Location
- Nell Lane Manchester, M21 7SW England 53°26′02″N 2°15′44″W﻿ / ﻿53.4338°N 2.2621°W

Information
- Type: Voluntary aided comprehensive
- Religious affiliation: Roman Catholic
- Established: c. 1960s 2007 (present school)
- Local authority: Manchester City Council
- Department for Education URN: 105574 Tables
- Ofsted: Reports
- Head teacher: Catherine Hughes (Formerly Peter Tite)
- Gender: Coeducational
- Age: 11 to 16
- Enrolment: 750~
- Website: http://www.loretochorlton.co.uk

= Loreto High School, Chorlton =

Loreto High School is a coeducational Catholic high school in the Manchester suburb of Chorlton-cum-Hardy. It was the first IBVM (Loreto Sisters) school to be coeducational from the very beginning and the first Loreto secondary school in the area since Loreto College was reduced to a sixth form college during the 1970s. Since 2023, it has been a European Parliament Ambassador School.

==History==
Loreto High School was originally St Thomas Aquinas High School, formerly Marist High School, a girls' grammar school founded during the 1960s.

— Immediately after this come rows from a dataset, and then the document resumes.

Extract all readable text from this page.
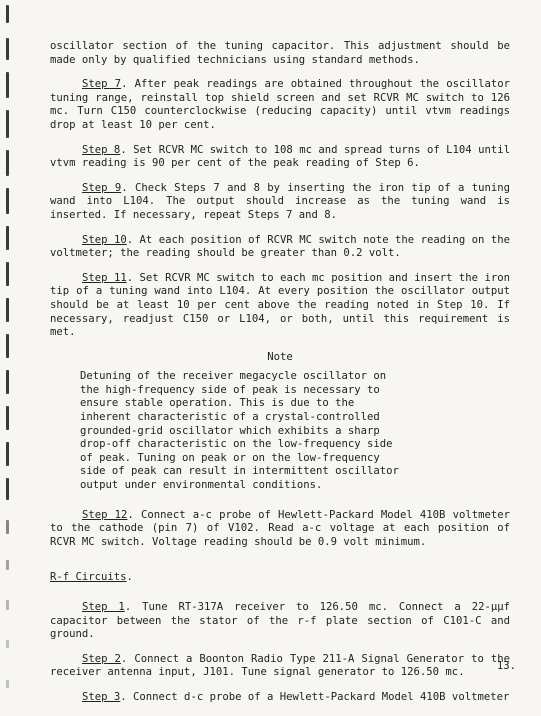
oscillator section of the tuning capacitor. This adjustment should be made only by qualified technicians using standard methods.

Step 7. After peak readings are obtained throughout the oscillator tuning range, reinstall top shield screen and set RCVR MC switch to 126 mc. Turn C150 counterclockwise (reducing capacity) until vtvm readings drop at least 10 per cent.

Step 8. Set RCVR MC switch to 108 mc and spread turns of L104 until vtvm reading is 90 per cent of the peak reading of Step 6.

Step 9. Check Steps 7 and 8 by inserting the iron tip of a tuning wand into L104. The output should increase as the tuning wand is inserted. If necessary, repeat Steps 7 and 8.

Step 10. At each position of RCVR MC switch note the reading on the voltmeter; the reading should be greater than 0.2 volt.

Step 11. Set RCVR MC switch to each mc position and insert the iron tip of a tuning wand into L104. At every position the oscillator output should be at least 10 per cent above the reading noted in Step 10. If necessary, readjust C150 or L104, or both, until this requirement is met.

Note
Detuning of the receiver megacycle oscillator on the high-frequency side of peak is necessary to ensure stable operation. This is due to the inherent characteristic of a crystal-controlled grounded-grid oscillator which exhibits a sharp drop-off characteristic on the low-frequency side of peak. Tuning on peak or on the low-frequency side of peak can result in intermittent oscillator output under environmental conditions.

Step 12. Connect a-c probe of Hewlett-Packard Model 410B voltmeter to the cathode (pin 7) of V102. Read a-c voltage at each position of RCVR MC switch. Voltage reading should be 0.9 volt minimum.

R-f Circuits.

Step 1. Tune RT-317A receiver to 126.50 mc. Connect a 22-µµf capacitor between the stator of the r-f plate section of C101-C and ground.

Step 2. Connect a Boonton Radio Type 211-A Signal Generator to the receiver antenna input, J101. Tune signal generator to 126.50 mc.

Step 3. Connect d-c probe of a Hewlett-Packard Model 410B voltmeter

13.
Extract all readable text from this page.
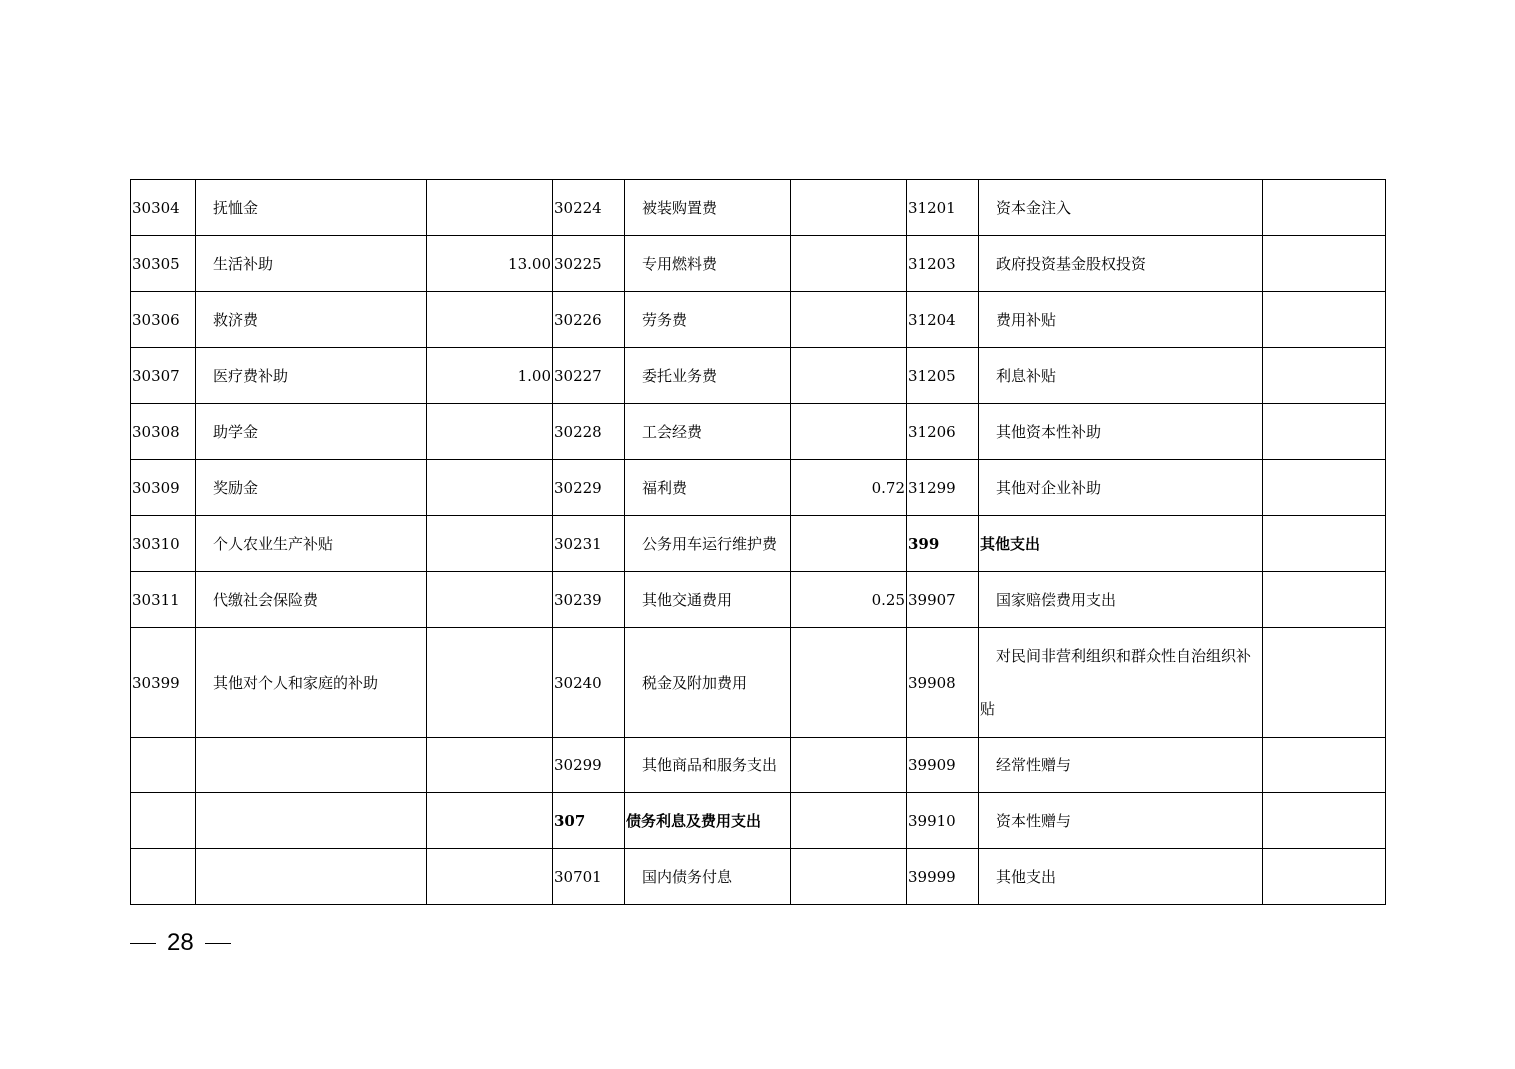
30304	抚恤金		30224	被装购置费		31201	资本金注入	
30305	生活补助	13.00	30225	专用燃料费		31203	政府投资基金股权投资	
30306	救济费		30226	劳务费		31204	费用补贴	
30307	医疗费补助	1.00	30227	委托业务费		31205	利息补贴	
30308	助学金		30228	工会经费		31206	其他资本性补助	
30309	奖励金		30229	福利费	0.72	31299	其他对企业补助	
30310	个人农业生产补贴		30231	公务用车运行维护费		399	其他支出	
30311	代缴社会保险费		30239	其他交通费用	0.25	39907	国家赔偿费用支出	
30399	其他对个人和家庭的补助		30240	税金及附加费用		39908	对民间非营利组织和群众性自治组织补贴	
			30299	其他商品和服务支出		39909	经常性赠与	
			307	债务利息及费用支出		39910	资本性赠与	
			30701	国内债务付息		39999	其他支出	
28
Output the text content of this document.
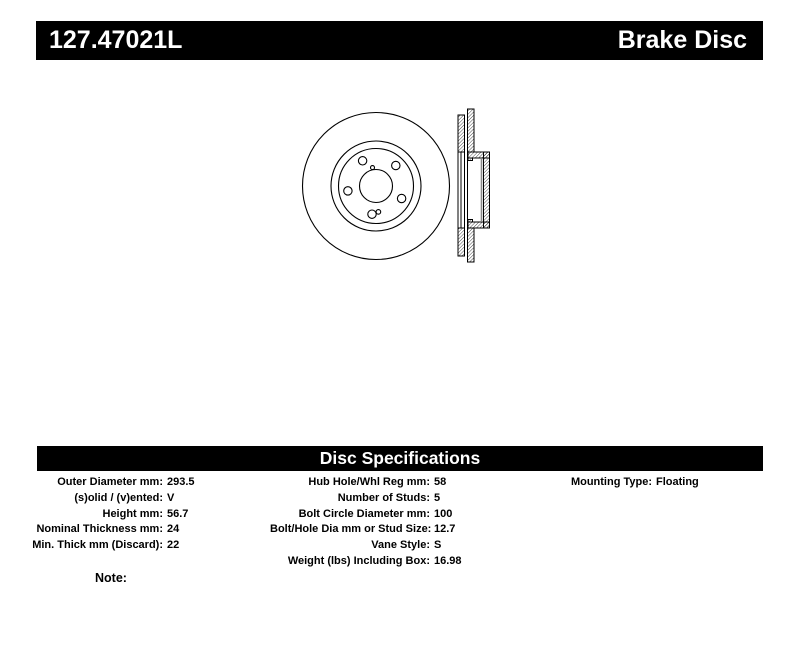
127.47021L	Brake Disc
Disc Specifications
Outer Diameter mm: 293.5
(s)olid / (v)ented: V
Height mm: 56.7
Nominal Thickness mm: 24
Min. Thick mm (Discard): 22
Hub Hole/Whl Reg mm: 58
Number of Studs: 5
Bolt Circle Diameter mm: 100
Bolt/Hole Dia mm or Stud Size: 12.7
Vane Style: S
Weight (lbs) Including Box: 16.98
Mounting Type: Floating
Note:
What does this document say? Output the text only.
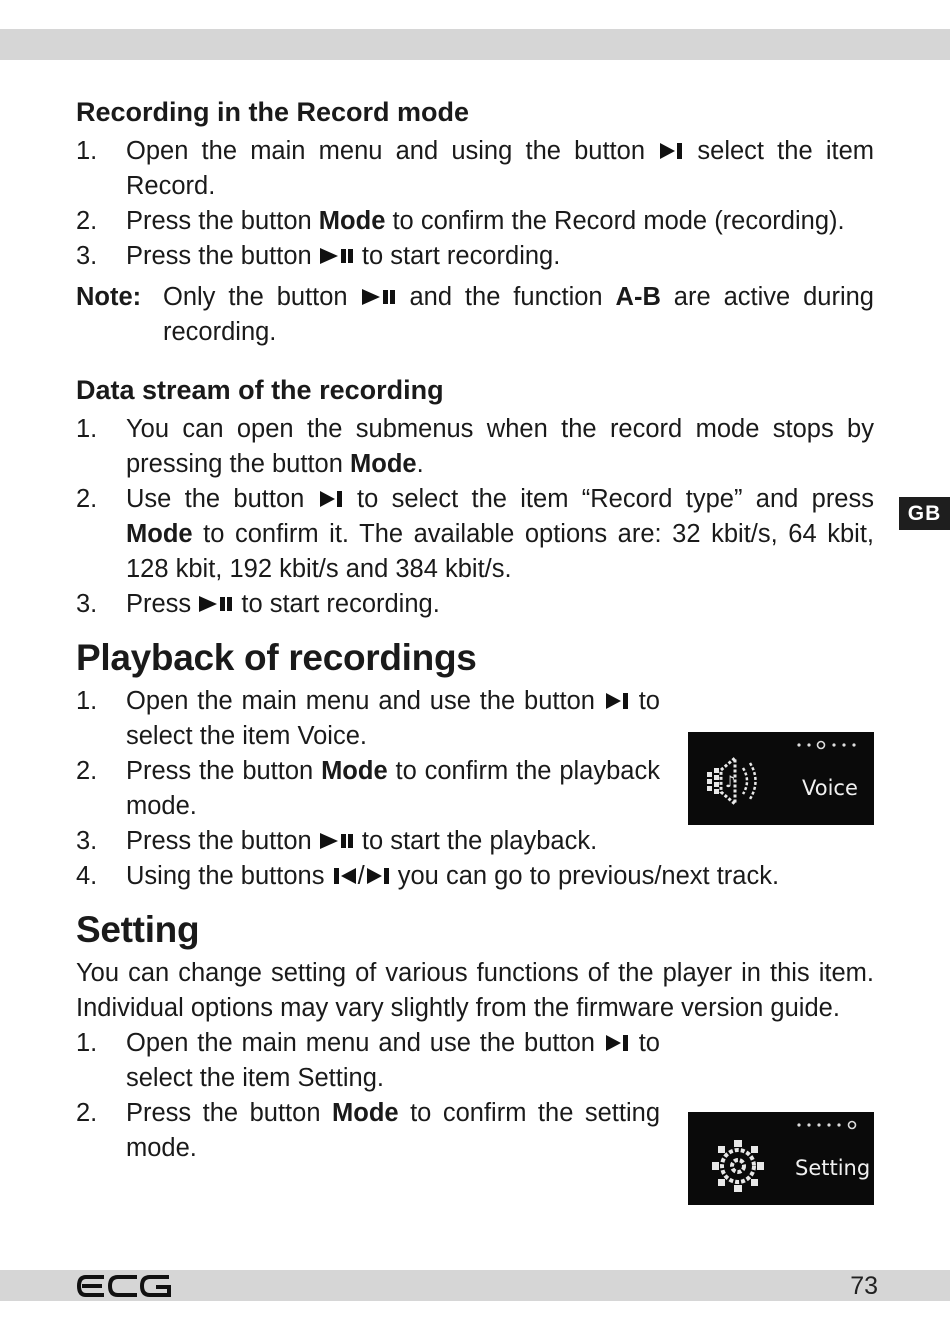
GB
Recording in the Record mode
1. Open the main menu and using the button select the item Record.
2. Press the button Mode to confirm the Record mode (recording).
3. Press the button to start recording.
Note: Only the button and the function A-B are active during recording.
Data stream of the recording
1. You can open the submenus when the record mode stops by pressing the button Mode.
2. Use the button to select the item “Record type” and press Mode to confirm it. The available options are: 32 kbit/s, 64 kbit, 128 kbit, 192 kbit/s and 384 kbit/s.
3. Press to start recording.
Playback of recordings
1. Open the main menu and use the button to select the item Voice.
2. Press the button Mode to confirm the playback mode.
3. Press the button to start the playback.
4. Using the buttons / you can go to previous/next track.
Setting

You can change setting of various functions of the player in this item. Individual options may vary slightly from the firmware version guide.

1. Open the main menu and use the button to select the item Setting.
2. Press the button Mode to confirm the setting mode.
♪	Voice
Setting
73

Prior to the rebranding, St Thomas Aquinas had a poor reputation in the community and was one of the worst performing schools in the UK. It came under the trusteeship of the Loreto Sisters and was renamed Loreto High School in 2007.

==Academics==
Since the renaming, the school's academic performance has improved. It was rated "outstanding" and "good" in all aspects at the 2010 Diocesan inspection report and has been commended by Ofsted for "good practice" in its teaching.

In March 2020, due to the COVID-19 pandemic in the United Kingdom, the school, along with all of the schools in the UK and abroad, was shut until further notice, leaving students into home learning. Due to their GCSEs being cancelled, the Year 11 students left the school three months earlier.